Research developments in 2016: what the experts think

A major study has asked medical experts across the University of California, San Francisco, what they see as real developments in the coming year.

Alongside progress with precision medicine based on 'big data', and lab-grown organoids for human disease research, are two key areas that focus on brain tumour research.

Our hope at The Charity is that these critical areas of research continue to receive increased funding and motivation to speed up innovation and the discovery of new treatments:

Overcoming the blood-brain barrier
The first is the development of treatments that are able to cross the brain-blood barrier. This hindrance to treatment means that most chemotherapy drugs have to be administered orally or intravenously with an increase in severe side-effects.

Dr Krystof Bankiewicz, professor of neurosurgery at the University is trialling a 'convection-enhanced drug delivery system', that allows chemotherapy drugs to infused directly into the brain tumours of glioblastoma patients.

"For years, neurologists have wrestled with a quandary," said Dr Baniewicz. “Do drugs for certain brain conditions fall short because they're ineffective, or do they simply fail to cross the blood-brain barrier?"

2016 will see his team finalising phase 1 of this system and launching a parallel trial for paediatric brain tumours.

Bioinformatics for brain tumours
The focus on bioinformatics, the vast quantities of genetic-based information on cancer cells and patients, will allow researchers to develop tailored drugs specific to tumour types and patients requirements. Ideally minimising the need for the 'blunt instruments' of chemo and radiotherapy, bioinformatics are set to revolutionise the approach to develop new classifications of cancer drugs.

Sourav Bandyopadhyay, assistant professor of bioengineering and therapeutic sciences heads up a team working on identifying how existing drugs could work against specific cancer gene variants. The hope is that such research, combined with bioinformatics, could lead to radical new developments in the coming year.

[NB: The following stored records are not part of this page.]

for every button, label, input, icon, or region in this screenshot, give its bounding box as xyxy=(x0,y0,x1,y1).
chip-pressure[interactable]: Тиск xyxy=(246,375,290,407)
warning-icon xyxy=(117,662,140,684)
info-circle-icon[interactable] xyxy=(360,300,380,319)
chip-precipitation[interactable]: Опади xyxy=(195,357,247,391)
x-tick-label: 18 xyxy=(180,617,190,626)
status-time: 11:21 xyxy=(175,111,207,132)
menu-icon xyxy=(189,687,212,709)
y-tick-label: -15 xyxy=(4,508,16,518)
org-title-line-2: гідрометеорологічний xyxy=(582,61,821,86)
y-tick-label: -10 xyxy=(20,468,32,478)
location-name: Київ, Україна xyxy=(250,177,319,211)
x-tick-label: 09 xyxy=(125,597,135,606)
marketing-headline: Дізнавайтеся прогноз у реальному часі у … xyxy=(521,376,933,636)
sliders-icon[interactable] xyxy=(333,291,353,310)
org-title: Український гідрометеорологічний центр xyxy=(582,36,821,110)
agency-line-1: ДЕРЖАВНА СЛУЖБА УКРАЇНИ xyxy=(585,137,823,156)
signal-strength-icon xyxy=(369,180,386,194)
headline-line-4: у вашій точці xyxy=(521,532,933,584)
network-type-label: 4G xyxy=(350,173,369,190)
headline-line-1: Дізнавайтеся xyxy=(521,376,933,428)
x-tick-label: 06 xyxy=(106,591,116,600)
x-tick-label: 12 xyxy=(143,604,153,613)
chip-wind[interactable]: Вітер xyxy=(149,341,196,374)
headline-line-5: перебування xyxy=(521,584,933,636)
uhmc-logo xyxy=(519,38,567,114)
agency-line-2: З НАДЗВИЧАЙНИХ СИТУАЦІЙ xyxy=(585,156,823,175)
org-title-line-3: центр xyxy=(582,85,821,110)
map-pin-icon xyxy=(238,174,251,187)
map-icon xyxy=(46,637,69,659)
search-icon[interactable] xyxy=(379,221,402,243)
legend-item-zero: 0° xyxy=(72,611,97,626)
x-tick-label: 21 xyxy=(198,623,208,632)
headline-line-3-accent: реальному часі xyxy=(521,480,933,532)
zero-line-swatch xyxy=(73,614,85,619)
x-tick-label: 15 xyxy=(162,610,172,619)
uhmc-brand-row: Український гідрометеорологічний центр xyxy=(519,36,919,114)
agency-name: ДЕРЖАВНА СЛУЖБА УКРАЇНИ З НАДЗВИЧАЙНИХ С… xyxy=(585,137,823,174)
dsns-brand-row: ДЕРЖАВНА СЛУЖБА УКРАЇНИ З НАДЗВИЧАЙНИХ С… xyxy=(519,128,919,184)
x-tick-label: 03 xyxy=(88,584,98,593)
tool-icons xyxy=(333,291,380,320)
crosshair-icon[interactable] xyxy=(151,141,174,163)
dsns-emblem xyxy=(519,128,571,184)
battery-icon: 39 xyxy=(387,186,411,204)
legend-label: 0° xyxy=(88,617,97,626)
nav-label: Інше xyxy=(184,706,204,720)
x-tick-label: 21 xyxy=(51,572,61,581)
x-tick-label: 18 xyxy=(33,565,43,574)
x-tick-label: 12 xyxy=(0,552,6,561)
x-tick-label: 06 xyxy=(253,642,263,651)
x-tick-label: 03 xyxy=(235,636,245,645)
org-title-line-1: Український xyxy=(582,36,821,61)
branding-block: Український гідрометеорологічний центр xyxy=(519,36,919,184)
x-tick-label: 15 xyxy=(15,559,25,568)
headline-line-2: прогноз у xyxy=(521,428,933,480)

"We want to turn drug discovery on its head. Instead of engineering a drug to target the unique mutations in a tiny subset of cancers, we start with the drugs we already have and find all the mutations they're effective against," says Dr Bandyopadhyay.

Erica Moyes, Research Manager, The Brain Tumour Charity said: Happily, this all sounds very familiar to us at The Charity. These developments address four of our five priority areas from our Research Strategy- A Cure Can't Wait: Accelerate, Diagnose, Understand and Catalyse.

“We are very excited to see that these are international focuses and we can't wait to share the decisions of our most recent funding rounds in the first half of 2016.

“This shows great promise for the future. The more we can understand about each person's brain tumour, the better the treatments we will be able to use, and with these new ideas about how to deliver the drugs it is an exciting and challenging time to be funding research into brain tumours."